Essa não é uma autobiografia. A escritora Janet Malcolm (1934-2021) dizia não acreditar nesse gênero literário. De fato, por mais que se tente não sucumbir à vaidade, falar de si mesmo com honestidade sempre implicará em esconder ou maquiar características de personalidade não muito lisonjeiras. E o recurso da memória, bem sabemos, é bastante falho, na medida em que, como mecanismo de defesa, seleciona, filtra o que será armazenado. “As lembranças com enredos, é claro, são as que cometem o pecado original da autobiografia”, reflete Janet no livro Imagens imóveis: sobre fotografia e memória (Companhia das Letras, 2024). Muito mais sobre lembranças do que imagens, a autora transmite a inevitável melancolia que nos acompanha ao longo da vida, mesmo no que se convencionou chamar de momentos felizes.
A obra é o que mais se aproxima de um relato da própria existência da jornalista colaboradora da revista The New Yorker. Ou, como diz o prefácio assinado pelo colega de redação e amigo íntimo Ian Frazier, uma “reunião dos últimos escritos deixados por Janet”. Mesmo quem não conhece a obra da autora de origem tcheca que se radicou nos Estados Unidos – escreveu oito livros de não ficção com dois pés fincados na crítica mordaz, ao fazer jornalístico amparada na psicanálise –, não ficará incólume à narrativa sobre memórias de vida lembradas a partir de fotografias caseiras com generosas pitadas de humor afiado e permeadas por reflexões sobre o próprio ato de recordar e suas inevitáveis nebulosidades, pois cheio de recortes, idas e vindas, uma narrativa sem ritmo contínuo. “O brilho da memória pode ser igualmente enganador. O passado é um país que não emite vistos. Só podemos entrar nele clandestinamente”, pondera a autora, ressaltando em seguida que a maior parte das coisas que nos acontece cai no esquecimento. Para isso faz uso de analogias com o peso de imigrante carregado nas costas. “Os eventos das nossas vidas são como negativos de fotos. Os poucos que acabam virando cópias impressas são os que chamamos de nossas lembranças.”

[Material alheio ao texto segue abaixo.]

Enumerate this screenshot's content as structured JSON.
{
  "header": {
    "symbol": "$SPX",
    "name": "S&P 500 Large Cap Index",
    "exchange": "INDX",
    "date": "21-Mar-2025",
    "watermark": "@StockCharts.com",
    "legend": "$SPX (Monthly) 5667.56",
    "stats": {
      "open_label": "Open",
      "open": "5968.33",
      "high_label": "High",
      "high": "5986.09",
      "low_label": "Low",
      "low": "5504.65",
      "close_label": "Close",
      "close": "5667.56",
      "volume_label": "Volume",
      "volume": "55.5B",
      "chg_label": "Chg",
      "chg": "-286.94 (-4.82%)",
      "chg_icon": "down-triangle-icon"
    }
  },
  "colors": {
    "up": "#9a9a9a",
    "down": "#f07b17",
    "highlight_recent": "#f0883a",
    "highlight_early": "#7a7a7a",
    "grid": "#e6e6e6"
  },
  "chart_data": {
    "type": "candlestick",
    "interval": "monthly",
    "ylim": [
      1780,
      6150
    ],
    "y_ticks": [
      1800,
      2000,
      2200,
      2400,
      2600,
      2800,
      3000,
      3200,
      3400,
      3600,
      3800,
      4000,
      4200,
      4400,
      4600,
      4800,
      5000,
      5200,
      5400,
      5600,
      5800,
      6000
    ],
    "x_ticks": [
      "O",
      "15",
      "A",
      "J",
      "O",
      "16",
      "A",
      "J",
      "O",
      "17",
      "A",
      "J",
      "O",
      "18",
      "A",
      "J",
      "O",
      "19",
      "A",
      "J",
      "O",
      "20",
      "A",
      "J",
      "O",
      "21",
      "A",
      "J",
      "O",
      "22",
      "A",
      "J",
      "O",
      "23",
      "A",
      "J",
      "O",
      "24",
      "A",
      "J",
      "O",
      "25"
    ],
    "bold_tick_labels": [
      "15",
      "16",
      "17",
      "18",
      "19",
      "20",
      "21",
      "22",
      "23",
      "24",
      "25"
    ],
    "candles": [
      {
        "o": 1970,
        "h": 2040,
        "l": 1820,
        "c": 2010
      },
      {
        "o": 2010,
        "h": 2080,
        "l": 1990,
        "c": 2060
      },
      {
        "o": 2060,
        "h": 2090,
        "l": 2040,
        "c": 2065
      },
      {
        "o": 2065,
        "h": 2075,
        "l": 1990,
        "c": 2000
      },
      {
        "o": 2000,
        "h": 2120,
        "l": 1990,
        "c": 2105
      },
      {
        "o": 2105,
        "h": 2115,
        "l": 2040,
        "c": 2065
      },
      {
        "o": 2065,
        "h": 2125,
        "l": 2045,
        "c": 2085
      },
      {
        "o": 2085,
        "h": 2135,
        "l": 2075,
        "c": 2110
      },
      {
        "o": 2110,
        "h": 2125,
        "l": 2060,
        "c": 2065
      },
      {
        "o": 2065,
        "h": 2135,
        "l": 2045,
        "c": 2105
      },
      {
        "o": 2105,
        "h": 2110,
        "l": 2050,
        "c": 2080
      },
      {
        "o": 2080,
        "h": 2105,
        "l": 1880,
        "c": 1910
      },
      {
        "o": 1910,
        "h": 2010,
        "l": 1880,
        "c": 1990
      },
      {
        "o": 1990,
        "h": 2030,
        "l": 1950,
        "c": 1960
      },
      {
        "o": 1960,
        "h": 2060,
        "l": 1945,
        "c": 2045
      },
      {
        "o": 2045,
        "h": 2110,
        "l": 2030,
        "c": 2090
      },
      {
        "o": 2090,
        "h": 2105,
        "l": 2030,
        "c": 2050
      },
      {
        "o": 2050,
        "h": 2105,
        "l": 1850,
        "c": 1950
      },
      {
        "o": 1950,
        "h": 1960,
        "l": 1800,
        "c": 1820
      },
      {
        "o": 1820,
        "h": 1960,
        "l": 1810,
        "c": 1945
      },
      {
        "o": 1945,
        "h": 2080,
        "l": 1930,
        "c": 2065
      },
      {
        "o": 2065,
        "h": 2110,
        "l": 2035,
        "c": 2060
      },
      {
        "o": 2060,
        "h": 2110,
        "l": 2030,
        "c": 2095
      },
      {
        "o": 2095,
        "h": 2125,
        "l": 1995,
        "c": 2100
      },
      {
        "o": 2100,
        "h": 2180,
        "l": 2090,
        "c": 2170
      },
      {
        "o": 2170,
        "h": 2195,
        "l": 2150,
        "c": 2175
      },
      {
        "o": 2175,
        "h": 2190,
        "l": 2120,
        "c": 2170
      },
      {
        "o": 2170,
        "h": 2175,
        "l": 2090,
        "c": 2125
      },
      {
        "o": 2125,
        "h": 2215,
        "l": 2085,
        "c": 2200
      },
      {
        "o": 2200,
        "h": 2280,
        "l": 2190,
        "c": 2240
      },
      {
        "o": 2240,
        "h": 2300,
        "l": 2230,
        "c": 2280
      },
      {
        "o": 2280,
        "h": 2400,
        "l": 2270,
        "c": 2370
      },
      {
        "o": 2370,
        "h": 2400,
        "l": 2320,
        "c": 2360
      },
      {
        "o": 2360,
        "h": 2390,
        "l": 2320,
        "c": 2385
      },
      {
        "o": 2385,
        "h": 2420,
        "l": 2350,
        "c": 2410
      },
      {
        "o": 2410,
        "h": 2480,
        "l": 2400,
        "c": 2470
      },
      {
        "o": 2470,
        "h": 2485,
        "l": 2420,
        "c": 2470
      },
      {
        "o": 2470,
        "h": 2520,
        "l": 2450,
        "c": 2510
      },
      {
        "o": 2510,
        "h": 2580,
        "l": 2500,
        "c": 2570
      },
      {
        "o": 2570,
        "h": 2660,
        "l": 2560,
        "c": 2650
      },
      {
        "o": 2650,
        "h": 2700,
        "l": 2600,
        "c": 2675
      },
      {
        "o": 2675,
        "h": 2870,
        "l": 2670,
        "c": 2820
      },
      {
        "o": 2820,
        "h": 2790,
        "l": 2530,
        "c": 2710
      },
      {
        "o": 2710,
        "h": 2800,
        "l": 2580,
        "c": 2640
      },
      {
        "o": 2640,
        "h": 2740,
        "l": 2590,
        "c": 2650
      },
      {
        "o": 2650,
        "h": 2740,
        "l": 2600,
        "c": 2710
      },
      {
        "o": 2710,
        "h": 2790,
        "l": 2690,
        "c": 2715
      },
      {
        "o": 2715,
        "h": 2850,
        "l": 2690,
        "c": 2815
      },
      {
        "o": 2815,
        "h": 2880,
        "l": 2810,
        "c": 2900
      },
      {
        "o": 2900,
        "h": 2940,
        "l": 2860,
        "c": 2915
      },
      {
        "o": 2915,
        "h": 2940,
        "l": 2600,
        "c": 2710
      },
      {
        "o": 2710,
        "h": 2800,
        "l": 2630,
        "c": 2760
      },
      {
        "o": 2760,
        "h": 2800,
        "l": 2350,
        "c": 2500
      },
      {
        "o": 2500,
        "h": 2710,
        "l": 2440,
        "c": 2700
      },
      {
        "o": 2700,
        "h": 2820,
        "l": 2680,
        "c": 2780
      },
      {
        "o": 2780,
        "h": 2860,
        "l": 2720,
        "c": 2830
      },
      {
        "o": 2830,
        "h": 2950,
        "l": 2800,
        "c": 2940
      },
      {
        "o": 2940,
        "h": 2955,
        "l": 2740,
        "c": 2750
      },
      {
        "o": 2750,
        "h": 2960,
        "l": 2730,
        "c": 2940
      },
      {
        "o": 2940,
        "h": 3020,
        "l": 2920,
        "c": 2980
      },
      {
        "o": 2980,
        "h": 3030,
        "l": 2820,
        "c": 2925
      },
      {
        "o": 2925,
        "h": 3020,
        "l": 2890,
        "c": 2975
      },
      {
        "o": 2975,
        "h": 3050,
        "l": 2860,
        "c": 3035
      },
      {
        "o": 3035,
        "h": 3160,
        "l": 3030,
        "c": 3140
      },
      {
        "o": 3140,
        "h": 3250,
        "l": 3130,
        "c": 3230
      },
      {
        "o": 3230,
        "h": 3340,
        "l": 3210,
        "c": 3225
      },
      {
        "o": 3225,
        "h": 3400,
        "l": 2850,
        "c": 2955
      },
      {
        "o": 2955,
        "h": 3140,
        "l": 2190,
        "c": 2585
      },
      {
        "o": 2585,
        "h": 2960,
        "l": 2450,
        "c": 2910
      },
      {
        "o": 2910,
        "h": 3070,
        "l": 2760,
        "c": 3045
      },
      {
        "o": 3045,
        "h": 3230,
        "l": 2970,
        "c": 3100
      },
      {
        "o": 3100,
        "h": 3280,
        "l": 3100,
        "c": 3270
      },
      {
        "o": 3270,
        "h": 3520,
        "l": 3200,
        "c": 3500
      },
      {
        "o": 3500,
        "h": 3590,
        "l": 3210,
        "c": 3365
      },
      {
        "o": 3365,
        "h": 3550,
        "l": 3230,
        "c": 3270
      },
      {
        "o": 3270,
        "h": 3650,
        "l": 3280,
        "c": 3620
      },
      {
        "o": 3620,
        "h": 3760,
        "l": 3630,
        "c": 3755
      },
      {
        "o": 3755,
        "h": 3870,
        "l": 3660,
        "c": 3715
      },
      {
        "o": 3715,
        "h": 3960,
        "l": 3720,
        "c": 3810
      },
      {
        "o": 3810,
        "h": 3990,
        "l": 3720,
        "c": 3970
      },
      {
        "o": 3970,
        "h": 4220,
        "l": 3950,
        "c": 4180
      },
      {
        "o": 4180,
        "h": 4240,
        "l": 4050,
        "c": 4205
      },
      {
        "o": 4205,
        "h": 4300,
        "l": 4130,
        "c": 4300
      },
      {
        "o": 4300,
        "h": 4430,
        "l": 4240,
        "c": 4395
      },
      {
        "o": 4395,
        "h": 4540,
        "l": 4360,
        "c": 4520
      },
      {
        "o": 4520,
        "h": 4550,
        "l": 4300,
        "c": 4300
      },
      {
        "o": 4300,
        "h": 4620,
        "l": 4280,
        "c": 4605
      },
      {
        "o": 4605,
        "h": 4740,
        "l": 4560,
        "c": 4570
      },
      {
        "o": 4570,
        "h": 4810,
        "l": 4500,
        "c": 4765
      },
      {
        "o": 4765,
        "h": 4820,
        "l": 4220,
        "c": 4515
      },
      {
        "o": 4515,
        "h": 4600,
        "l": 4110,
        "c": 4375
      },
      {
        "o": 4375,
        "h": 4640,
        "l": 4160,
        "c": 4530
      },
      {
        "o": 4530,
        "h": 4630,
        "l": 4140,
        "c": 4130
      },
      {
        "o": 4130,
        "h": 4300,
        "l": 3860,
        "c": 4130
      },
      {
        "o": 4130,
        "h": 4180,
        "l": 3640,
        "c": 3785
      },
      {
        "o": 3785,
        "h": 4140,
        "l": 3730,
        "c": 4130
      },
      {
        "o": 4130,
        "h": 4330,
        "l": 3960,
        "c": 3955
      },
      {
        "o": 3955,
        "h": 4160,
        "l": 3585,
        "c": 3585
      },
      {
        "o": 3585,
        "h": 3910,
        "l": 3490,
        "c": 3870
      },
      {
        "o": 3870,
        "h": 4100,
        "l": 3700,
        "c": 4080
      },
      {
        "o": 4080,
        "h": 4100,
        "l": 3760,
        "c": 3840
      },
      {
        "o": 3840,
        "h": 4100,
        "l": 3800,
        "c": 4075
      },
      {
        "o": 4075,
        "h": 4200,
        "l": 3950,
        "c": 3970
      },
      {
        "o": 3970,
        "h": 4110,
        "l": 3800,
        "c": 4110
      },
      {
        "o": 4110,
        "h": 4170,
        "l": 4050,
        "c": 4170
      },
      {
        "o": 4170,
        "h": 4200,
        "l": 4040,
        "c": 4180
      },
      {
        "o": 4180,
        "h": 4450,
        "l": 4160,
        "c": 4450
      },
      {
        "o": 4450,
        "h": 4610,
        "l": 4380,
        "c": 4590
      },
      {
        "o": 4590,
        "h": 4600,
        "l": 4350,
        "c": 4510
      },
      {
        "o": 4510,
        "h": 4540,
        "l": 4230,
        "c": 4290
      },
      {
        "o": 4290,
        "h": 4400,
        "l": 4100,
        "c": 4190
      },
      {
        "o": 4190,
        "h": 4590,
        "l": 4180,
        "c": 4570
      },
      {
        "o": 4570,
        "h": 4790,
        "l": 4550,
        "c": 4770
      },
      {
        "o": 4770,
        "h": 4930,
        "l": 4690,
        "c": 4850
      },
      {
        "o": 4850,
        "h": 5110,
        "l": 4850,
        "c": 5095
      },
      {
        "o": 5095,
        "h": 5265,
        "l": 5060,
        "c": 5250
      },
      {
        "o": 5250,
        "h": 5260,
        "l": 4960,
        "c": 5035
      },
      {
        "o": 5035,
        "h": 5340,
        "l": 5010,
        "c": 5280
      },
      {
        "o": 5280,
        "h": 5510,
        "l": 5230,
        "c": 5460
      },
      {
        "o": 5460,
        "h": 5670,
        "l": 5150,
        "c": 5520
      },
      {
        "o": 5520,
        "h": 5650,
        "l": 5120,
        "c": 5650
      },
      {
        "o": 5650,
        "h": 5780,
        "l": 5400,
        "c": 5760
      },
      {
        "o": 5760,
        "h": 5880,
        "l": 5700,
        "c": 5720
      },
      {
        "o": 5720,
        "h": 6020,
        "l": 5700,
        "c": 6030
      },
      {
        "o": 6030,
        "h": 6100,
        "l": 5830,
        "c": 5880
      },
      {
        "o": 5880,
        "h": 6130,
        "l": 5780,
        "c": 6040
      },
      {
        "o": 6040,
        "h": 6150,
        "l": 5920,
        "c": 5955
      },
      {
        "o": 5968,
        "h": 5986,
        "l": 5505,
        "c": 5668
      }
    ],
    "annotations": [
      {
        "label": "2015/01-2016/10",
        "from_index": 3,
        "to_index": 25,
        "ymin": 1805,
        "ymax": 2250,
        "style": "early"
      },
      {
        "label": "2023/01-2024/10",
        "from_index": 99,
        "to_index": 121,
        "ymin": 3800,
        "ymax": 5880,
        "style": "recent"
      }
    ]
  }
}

Quando ela cita um trecho da famosa frase do mais psicanalista dos escritores russos, Tolstói, em Anna Kariênina, faz uma adaptação impregnada de ironia, bem à sua maneira, para falar da convivência com os parentes: “Todas as famílias felizes se parecem na dor que seus membros causam uns nos outros, inevitavelmente, como se obedecessem às ordens de uma autoridade superior perversa”. Criada em uma família imigrantes tchecos que foi para os Estados Unidos para fugir da Segunda Guerra Mundial, Janet relata o antissemitismo difundido na escola e absorvido por ela, antes de ter consciência de sua origem judaica. O que aparentemente parecia para a então menina Janet uma família integrada ao lifestyle norte-americano, na verdade se revelava integrante de uma espécie de gueto, com ciclo de amizades com outras famílias igualmente tchecas e de origem judaica. A interação com a vida americano veio somente após longas décadas em solo estrangeiro e muitos choques culturais. Como não saber falar inglês na escola e achar que a professora, quando dizia bye,children, estava se referindo a alguém em especial. O senso de humor tcheco também rendeu algumas saias justas. “O que talvez fosse engraçado em Praga era constrangedor em Nova York.”
Precursora do jornalismo literário, estilo que alia técnicas de narrativa ficcional à reportagem, ironicamente Malcolm foi parar no banco dos réus justamente pelo exercício da prática. No livro, ela conta o imbróglio que se deu quando escreveu, em 1983, um perfil sobre o psicanalista e especialista em sânscrito Jeffrey Moussaieff Masson, que não gostou do que leu a seu respeito e acusou a jornalista da New Yorker de tê-lo citado equivocadamente. Ela fez uso do monólogo sem interrupções para reproduzir o que Masson teria dito em diversas entrevistas à autora. O recurso era muito usado na revista norte-americana. Após seguir para a Suprema Corte, Malcolm acabou ganhando o processo.